Merhaba.Havalı mikro kalıpçı taşlamaları (Hava basıncıyla boşta,çok yüksek devirleri yapan bu oyuncakları) dişçi koltuğuna sık oturanlar çok daha iyi bilirler
,eğer dolgu yaptırmak zorunda da kalmışlar,dişle ilgili bu sağlık sorunlarını hayatlarında hiç olmazsa birkaç kere de yaşamışlarsa,çok iyi de hatırlayacaklardır.Dişlerin içini oyarken (Çok eski dişçi tezgahlarında ansiklopedilerde yer alan resimlerinde,ayakla çevrilen ve bu şekilde tahrik edilen bu mikro taşlamanın kullanıldığı ve elektriğin henüz yaygınlaşmadığı zamanlarda bir çözüm olabildiğini rahatlıkla görebilmekteyiz) o yüksek frekansta duyulan sesler mi yoksa duyulan keskin kemik (Dişten ayrılan toz parçaların) kokusu mu,yoksa bu dişinizin zangır zangır titremesi mi (Çok ince değil de kalın dişli frezeyi motora dişçi taktığında) çok daha büyük ve dayanılmaz azap vericidir,buna bir karar vermek çok zor! En iyisi dişlerinizi hiç olmazsa sabah akşam günde 2 kere veya en kötüsünden gece yatarken bir kere fırçalayıp,çok da dengeli beslenmeye çalışıp her türlü stresten (Elbette bir de genetik yanı da var bu işin) uzak kalarak dişçi koltuğuna dolgu yaptırmak için oturmaktan kurtulmak sanırım en iyisidir.(Kendi kişisel görüşüm)
Ama elbette tüm hastalıkların önüne erken teşhisle önlem alabildiğimiz gibi kendi dişçinize de 6 aylık periyotlarda gidip bir check-up (kontrol) yaptırılması, olası küçük çürüklerin fazla derinleşmeden telafisinde (Bu dolgusunda) daha büyük kolaylıktır,çok iyi de bildiğimiz üzere.

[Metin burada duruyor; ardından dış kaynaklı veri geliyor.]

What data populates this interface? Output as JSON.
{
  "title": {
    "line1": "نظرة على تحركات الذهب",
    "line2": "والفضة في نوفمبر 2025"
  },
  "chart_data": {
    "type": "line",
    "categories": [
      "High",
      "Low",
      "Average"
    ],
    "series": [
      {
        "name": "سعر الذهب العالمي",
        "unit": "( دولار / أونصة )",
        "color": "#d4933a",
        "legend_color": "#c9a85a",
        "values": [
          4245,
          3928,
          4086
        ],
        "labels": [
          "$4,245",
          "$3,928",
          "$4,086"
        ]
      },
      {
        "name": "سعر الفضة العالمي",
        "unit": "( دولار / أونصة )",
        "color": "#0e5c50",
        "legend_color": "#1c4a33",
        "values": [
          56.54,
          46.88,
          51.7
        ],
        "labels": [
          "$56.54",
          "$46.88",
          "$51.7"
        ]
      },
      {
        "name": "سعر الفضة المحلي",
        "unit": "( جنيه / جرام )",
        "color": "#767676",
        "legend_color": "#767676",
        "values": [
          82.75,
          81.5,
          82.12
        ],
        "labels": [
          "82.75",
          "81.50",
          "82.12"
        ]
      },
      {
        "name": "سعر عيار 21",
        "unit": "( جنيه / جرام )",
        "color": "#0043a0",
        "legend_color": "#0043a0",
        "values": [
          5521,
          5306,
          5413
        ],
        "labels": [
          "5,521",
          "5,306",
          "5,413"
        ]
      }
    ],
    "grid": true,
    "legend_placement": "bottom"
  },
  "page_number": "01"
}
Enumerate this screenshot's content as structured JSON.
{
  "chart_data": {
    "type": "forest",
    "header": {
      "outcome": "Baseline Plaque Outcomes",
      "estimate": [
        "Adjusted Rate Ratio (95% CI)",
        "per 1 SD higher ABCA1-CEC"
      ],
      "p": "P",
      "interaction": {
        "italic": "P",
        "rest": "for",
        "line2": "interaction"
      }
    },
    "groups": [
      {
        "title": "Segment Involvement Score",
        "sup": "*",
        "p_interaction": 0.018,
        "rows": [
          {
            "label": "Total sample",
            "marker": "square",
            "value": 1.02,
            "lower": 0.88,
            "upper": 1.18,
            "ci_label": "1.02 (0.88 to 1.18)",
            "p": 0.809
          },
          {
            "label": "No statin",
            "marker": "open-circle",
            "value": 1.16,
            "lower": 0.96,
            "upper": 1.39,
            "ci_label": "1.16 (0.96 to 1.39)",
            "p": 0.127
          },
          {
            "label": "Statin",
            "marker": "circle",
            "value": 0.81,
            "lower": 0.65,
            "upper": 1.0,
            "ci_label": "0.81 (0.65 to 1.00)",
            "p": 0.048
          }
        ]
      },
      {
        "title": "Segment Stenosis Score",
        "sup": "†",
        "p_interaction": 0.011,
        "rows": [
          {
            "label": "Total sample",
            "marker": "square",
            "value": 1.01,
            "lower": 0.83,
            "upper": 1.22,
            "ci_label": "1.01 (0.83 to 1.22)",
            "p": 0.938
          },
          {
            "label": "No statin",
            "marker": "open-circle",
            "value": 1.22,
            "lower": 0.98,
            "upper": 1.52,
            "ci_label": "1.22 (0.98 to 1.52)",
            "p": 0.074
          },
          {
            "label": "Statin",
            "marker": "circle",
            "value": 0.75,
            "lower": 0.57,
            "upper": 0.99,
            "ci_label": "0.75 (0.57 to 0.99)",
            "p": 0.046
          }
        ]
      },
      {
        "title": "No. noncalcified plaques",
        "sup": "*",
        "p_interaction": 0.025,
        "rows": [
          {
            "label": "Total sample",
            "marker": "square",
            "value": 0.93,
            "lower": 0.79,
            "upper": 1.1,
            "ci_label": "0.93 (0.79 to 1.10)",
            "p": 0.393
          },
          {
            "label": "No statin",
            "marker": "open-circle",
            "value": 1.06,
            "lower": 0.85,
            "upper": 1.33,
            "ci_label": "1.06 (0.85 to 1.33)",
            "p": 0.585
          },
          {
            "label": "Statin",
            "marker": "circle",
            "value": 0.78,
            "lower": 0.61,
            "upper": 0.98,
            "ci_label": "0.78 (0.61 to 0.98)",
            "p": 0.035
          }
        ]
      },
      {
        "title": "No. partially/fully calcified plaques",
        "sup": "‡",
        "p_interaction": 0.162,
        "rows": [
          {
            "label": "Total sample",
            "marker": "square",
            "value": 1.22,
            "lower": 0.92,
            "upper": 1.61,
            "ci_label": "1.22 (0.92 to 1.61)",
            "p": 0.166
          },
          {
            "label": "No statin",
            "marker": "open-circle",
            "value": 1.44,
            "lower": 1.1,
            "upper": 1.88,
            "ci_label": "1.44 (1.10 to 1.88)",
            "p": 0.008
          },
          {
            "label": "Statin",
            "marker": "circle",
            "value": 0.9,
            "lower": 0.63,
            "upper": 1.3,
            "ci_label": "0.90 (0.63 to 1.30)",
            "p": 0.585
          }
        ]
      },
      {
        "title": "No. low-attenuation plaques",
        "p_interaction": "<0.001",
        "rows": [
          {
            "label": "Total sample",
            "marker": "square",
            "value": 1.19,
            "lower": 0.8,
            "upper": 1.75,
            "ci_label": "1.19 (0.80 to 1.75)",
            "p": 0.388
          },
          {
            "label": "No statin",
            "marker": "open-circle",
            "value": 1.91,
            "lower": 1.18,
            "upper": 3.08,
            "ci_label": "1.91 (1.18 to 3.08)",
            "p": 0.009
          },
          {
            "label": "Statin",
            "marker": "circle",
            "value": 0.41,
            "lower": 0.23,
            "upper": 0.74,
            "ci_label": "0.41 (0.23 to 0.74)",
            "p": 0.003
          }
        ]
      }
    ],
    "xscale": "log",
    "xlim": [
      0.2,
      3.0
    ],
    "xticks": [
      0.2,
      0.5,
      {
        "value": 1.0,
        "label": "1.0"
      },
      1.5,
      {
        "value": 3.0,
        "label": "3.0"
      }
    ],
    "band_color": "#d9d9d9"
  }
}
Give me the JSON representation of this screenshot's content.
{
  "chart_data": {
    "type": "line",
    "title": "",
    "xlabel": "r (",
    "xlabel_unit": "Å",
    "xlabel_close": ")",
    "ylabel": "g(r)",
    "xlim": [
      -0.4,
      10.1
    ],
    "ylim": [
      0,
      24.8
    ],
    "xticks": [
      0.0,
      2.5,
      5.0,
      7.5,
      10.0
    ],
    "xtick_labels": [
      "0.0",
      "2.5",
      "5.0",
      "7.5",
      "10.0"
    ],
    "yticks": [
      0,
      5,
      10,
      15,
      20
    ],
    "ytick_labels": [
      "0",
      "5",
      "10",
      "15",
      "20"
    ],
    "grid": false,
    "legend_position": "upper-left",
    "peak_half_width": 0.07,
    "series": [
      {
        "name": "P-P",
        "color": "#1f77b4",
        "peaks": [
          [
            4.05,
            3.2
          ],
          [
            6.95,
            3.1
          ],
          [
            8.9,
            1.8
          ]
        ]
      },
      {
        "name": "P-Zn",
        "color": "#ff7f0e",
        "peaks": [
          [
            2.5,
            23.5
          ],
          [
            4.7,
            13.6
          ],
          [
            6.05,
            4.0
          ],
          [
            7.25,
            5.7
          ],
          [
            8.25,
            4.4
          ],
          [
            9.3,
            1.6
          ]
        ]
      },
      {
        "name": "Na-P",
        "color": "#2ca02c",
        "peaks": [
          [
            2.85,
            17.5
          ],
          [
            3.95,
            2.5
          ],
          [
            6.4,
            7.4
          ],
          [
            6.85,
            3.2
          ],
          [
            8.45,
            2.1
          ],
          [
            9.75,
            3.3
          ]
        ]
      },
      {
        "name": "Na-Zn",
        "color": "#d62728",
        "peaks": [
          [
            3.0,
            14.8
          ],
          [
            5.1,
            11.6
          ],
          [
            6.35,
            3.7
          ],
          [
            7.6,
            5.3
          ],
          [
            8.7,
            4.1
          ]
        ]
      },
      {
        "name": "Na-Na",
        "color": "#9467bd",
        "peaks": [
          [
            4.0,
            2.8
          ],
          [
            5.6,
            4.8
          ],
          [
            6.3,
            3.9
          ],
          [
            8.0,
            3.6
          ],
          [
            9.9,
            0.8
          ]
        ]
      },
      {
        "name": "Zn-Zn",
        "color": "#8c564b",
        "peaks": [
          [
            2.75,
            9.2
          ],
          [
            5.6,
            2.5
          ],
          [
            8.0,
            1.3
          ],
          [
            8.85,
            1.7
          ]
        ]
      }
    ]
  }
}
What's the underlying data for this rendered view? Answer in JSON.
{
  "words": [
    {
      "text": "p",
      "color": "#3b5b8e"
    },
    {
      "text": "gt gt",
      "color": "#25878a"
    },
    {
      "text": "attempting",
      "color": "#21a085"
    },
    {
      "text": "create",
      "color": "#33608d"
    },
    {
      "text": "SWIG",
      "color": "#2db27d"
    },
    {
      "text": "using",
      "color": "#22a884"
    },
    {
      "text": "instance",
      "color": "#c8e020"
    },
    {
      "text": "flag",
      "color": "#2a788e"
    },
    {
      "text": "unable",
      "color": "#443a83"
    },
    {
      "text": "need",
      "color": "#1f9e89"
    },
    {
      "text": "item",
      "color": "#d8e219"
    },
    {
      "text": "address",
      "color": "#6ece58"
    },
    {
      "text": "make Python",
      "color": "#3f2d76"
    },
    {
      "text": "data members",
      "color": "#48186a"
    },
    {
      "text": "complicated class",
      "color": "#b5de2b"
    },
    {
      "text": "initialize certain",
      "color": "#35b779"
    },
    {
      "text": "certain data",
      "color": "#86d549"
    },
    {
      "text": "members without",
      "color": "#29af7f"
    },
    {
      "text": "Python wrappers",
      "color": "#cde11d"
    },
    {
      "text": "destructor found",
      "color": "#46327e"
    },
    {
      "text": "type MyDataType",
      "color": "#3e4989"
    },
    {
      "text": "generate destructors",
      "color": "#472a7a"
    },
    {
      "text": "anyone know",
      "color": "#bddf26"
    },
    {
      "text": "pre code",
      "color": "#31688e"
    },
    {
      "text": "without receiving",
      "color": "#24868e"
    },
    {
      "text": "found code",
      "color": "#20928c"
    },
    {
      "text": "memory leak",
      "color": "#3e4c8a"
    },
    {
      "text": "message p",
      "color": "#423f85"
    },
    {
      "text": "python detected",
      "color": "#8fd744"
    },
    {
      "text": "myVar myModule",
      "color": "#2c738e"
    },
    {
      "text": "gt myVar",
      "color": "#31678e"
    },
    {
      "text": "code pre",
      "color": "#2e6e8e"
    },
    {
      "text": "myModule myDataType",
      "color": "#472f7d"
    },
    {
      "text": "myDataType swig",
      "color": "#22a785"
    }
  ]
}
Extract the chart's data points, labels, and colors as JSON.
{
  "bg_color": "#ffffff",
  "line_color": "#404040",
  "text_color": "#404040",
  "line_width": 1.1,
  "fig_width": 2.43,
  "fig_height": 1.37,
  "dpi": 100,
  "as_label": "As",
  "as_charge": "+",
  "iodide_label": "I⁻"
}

Avuç içi mikro taşlamadan dişçi koltuğuna böylece dolaylı yoldan gelmiş olduk
,ama şu da bir gerçektir ki ağız sağlığında oluşan en küçük bir sorun,bağırsaklar,böbreklerde,vb.tüm hayati olabilecek tüm iç organlarda büyük sorunlar da demektir,bunu hiç unutmamalıyız.Sağlıcakla kalın.Kolay gelsin.Saygılarımla.